In practice, you should split your main class into two pieces (#1 and #3), and then use reflection to load/invoke the plugin-dependent class (one reflection call, and if your plugin-dependent class implements Runnable, you could use ((Runnable)loadClass("PluginDependent").newInstance()).run() to reduce even that). However, you need to ensure your URLClassLoader does not delegate the load of the plugin-dependent class, for example:
Split your application into the three discrete sets listed above (main.jar, plugin.jar, and main-plugin-dependent.jar), and list all of them on the URLClassLoader.

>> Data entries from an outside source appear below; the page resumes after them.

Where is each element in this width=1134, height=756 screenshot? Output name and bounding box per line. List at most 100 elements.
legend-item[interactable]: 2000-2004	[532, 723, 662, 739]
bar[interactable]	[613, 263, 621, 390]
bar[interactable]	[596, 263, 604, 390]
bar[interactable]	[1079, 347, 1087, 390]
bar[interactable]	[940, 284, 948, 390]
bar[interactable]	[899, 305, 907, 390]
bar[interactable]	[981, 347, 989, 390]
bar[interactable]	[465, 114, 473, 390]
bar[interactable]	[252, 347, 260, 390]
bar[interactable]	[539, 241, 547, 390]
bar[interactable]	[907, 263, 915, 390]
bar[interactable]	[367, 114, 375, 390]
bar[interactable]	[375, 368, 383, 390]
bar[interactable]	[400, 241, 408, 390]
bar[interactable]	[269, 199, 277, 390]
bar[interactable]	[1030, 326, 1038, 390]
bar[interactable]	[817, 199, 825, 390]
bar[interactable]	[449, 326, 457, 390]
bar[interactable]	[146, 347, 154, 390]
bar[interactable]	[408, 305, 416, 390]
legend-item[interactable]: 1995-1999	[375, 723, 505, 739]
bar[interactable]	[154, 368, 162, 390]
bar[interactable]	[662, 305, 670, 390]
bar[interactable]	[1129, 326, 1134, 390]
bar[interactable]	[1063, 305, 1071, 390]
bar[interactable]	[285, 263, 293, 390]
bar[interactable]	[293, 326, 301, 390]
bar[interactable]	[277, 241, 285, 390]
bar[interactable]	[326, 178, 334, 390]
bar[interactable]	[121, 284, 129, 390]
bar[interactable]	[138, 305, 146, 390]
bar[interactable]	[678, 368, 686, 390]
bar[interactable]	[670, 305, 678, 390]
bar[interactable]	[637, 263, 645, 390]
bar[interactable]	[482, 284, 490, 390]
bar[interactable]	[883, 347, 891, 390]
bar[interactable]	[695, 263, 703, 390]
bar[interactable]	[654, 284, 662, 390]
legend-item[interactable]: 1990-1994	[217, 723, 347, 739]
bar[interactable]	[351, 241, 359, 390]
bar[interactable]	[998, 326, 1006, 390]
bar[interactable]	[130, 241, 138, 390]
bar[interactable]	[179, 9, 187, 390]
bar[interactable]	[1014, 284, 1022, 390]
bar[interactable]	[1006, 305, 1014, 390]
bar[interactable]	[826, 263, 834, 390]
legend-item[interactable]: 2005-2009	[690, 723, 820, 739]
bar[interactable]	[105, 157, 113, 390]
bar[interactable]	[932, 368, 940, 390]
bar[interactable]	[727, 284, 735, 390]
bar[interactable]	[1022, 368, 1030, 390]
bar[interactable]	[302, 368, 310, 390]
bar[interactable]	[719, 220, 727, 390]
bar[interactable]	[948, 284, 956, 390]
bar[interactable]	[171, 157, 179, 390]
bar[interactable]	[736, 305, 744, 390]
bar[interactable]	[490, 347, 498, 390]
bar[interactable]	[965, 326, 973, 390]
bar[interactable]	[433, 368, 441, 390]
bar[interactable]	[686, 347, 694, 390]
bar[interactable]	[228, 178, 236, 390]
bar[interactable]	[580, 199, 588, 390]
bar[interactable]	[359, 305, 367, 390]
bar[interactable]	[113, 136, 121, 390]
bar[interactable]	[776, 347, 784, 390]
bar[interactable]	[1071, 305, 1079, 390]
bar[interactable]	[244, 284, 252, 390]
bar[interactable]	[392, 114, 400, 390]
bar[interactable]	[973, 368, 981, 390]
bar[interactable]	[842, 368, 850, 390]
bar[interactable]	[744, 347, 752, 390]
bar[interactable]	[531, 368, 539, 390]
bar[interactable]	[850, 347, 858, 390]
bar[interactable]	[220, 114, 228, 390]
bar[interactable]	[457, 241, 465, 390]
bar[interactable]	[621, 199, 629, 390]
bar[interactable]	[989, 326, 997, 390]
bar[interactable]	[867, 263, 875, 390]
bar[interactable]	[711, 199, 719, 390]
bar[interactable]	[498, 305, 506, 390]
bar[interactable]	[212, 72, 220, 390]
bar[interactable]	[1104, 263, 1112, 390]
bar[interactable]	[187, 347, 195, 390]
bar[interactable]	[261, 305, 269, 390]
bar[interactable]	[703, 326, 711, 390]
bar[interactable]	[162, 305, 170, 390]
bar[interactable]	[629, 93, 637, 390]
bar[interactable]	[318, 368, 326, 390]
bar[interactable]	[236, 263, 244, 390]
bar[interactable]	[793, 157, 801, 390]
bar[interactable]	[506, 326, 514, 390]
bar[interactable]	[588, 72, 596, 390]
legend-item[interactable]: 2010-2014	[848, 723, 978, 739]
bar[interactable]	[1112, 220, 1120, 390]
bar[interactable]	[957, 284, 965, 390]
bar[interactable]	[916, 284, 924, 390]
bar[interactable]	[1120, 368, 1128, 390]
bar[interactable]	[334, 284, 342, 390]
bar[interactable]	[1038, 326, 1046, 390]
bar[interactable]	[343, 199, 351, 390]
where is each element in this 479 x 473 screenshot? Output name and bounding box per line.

Change the creation of the URLClassLoader to specify an explicit null parent so that it will not delegate to the JVM application class loader, and then specify both plugin.jar and your main JAR.
Write a custom URLClassLoader that overrides loadClass to ensure that your plugin-dependent classes are loaded by that class loader rather than being delegated to the JVM application class loader.

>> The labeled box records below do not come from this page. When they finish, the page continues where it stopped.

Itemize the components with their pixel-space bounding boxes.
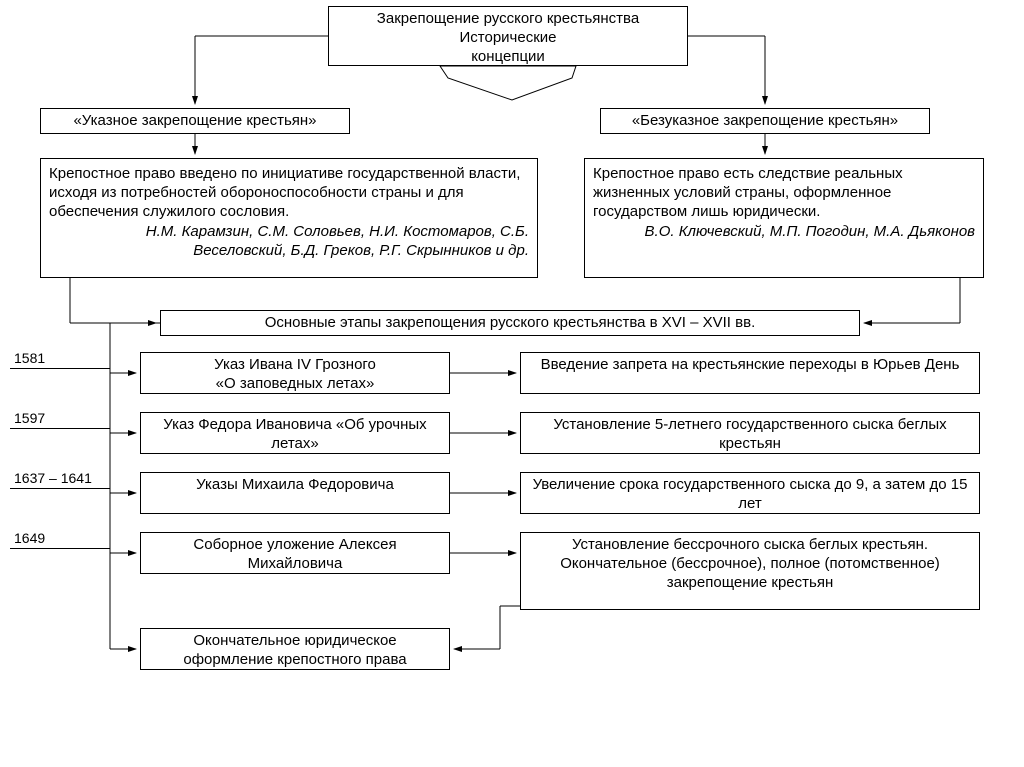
year-line-0 bbox=[10, 368, 110, 369]
concept-left-authors: Н.М. Карамзин, С.М. Соловьев, Н.И. Косто… bbox=[49, 223, 529, 261]
concept-right-authors: В.О. Ключевский, М.П. Погодин, М.А. Дьяк… bbox=[593, 223, 975, 242]
concept-right-label: «Безуказное закрепощение крестьян» bbox=[632, 112, 898, 129]
year-line-3 bbox=[10, 548, 110, 549]
effect-3-text: Установление бессрочного сыска беглых кр… bbox=[560, 536, 940, 591]
decree-1-text: Указ Федора Ивановича «Об урочных летах» bbox=[163, 416, 426, 452]
decree-3-text: Соборное уложение Алексея Михайловича bbox=[193, 536, 396, 572]
final-box: Окончательное юридическое оформление кре… bbox=[140, 628, 450, 670]
decree-3: Соборное уложение Алексея Михайловича bbox=[140, 532, 450, 574]
decree-2: Указы Михаила Федоровича bbox=[140, 472, 450, 514]
stages-title-text: Основные этапы закрепощения русского кре… bbox=[265, 314, 756, 331]
concept-left-desc-text: Крепостное право введено по инициативе г… bbox=[49, 165, 520, 220]
decree-0: Указ Ивана IV Грозного«О заповедных лета… bbox=[140, 352, 450, 394]
effect-3: Установление бессрочного сыска беглых кр… bbox=[520, 532, 980, 610]
year-2: 1637 – 1641 bbox=[14, 470, 92, 486]
year-line-1 bbox=[10, 428, 110, 429]
concept-right-desc: Крепостное право есть следствие реальных… bbox=[584, 158, 984, 278]
decree-0-text: Указ Ивана IV Грозного«О заповедных лета… bbox=[214, 356, 376, 392]
concept-right-desc-text: Крепостное право есть следствие реальных… bbox=[593, 165, 903, 220]
year-line-2 bbox=[10, 488, 110, 489]
concept-right-header: «Безуказное закрепощение крестьян» bbox=[600, 108, 930, 134]
effect-2-text: Увеличение срока государственного сыска … bbox=[533, 476, 968, 512]
effect-1-text: Установление 5-летнего государственного … bbox=[553, 416, 946, 452]
effect-0-text: Введение запрета на крестьянские переход… bbox=[541, 356, 960, 373]
concept-left-desc: Крепостное право введено по инициативе г… bbox=[40, 158, 538, 278]
year-0: 1581 bbox=[14, 350, 45, 366]
concept-left-label: «Указное закрепощение крестьян» bbox=[73, 112, 316, 129]
year-1: 1597 bbox=[14, 410, 45, 426]
title-box: Закрепощение русского крестьянстваИстори… bbox=[328, 6, 688, 66]
year-3: 1649 bbox=[14, 530, 45, 546]
final-text: Окончательное юридическое оформление кре… bbox=[183, 632, 406, 668]
effect-0: Введение запрета на крестьянские переход… bbox=[520, 352, 980, 394]
decree-2-text: Указы Михаила Федоровича bbox=[196, 476, 394, 493]
title-text: Закрепощение русского крестьянстваИстори… bbox=[377, 10, 639, 65]
effect-1: Установление 5-летнего государственного … bbox=[520, 412, 980, 454]
concept-left-header: «Указное закрепощение крестьян» bbox=[40, 108, 350, 134]
effect-2: Увеличение срока государственного сыска … bbox=[520, 472, 980, 514]
decree-1: Указ Федора Ивановича «Об урочных летах» bbox=[140, 412, 450, 454]
stages-title-box: Основные этапы закрепощения русского кре… bbox=[160, 310, 860, 336]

I tested your code with a small change (used default class loader and placed the Logic in my classpath).
This works:
public class Main {
public static void main(String[] args) throws MalformedURLException, ClassNotFoundException, IllegalAccessException, InstantiationException, NoSuchMethodException, InvocationTargetException {
ClassLoader parentLoader = Thread.currentThread().getContextClassLoader();
Class<?> clazz = parentLoader.loadClass("com.demo.Logic");
Logic logic = (Logic)clazz.newInstance();
logic.doWork();
}
}
Your problem lies in retrieving the class from the plugin.jar.
Updated:
I also tried retrieving the class from the jar with the code from the second example.

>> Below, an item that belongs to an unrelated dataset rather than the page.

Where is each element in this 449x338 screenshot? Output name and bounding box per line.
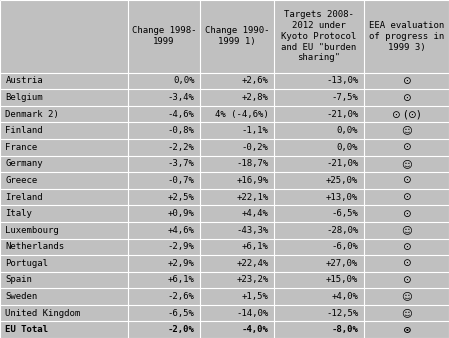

I put the compiled Logic.class in com\demo and built the jar with jar cvf plugin.jar .\com\demo\Logic.class and put in the same path as you did.
It worked without an issue as well.
Also, you don't need to set the current's thread class loader to loader.
At least not for the purposes of this example.
Your plugin.jar may actually not contain the class.
Update to:
additional explanation 1
I want change the current classloader behavior to make it recognize
the dynamic loaded class, this try is to simple and naive, can't find
other direction:
ClassLoader parentLoader = Thread.currentThread().getContextClassLoader();
ClassLoader loader = new URLClassLoader(urls, parentLoader);
Thread.currentThread().setContextClassLoader(loader);
You are doing it right with child class loader.
But if you want to "change the current classloader behavior" you should read this answer
Classloaders are meant to be immutable; you shouldn't be able to
willy-nilly add classes to it at runtime.
thus the solution you came up with a child class loader.
That is why i said "you don't need to set the current's thread class loader to loader (child classloader)."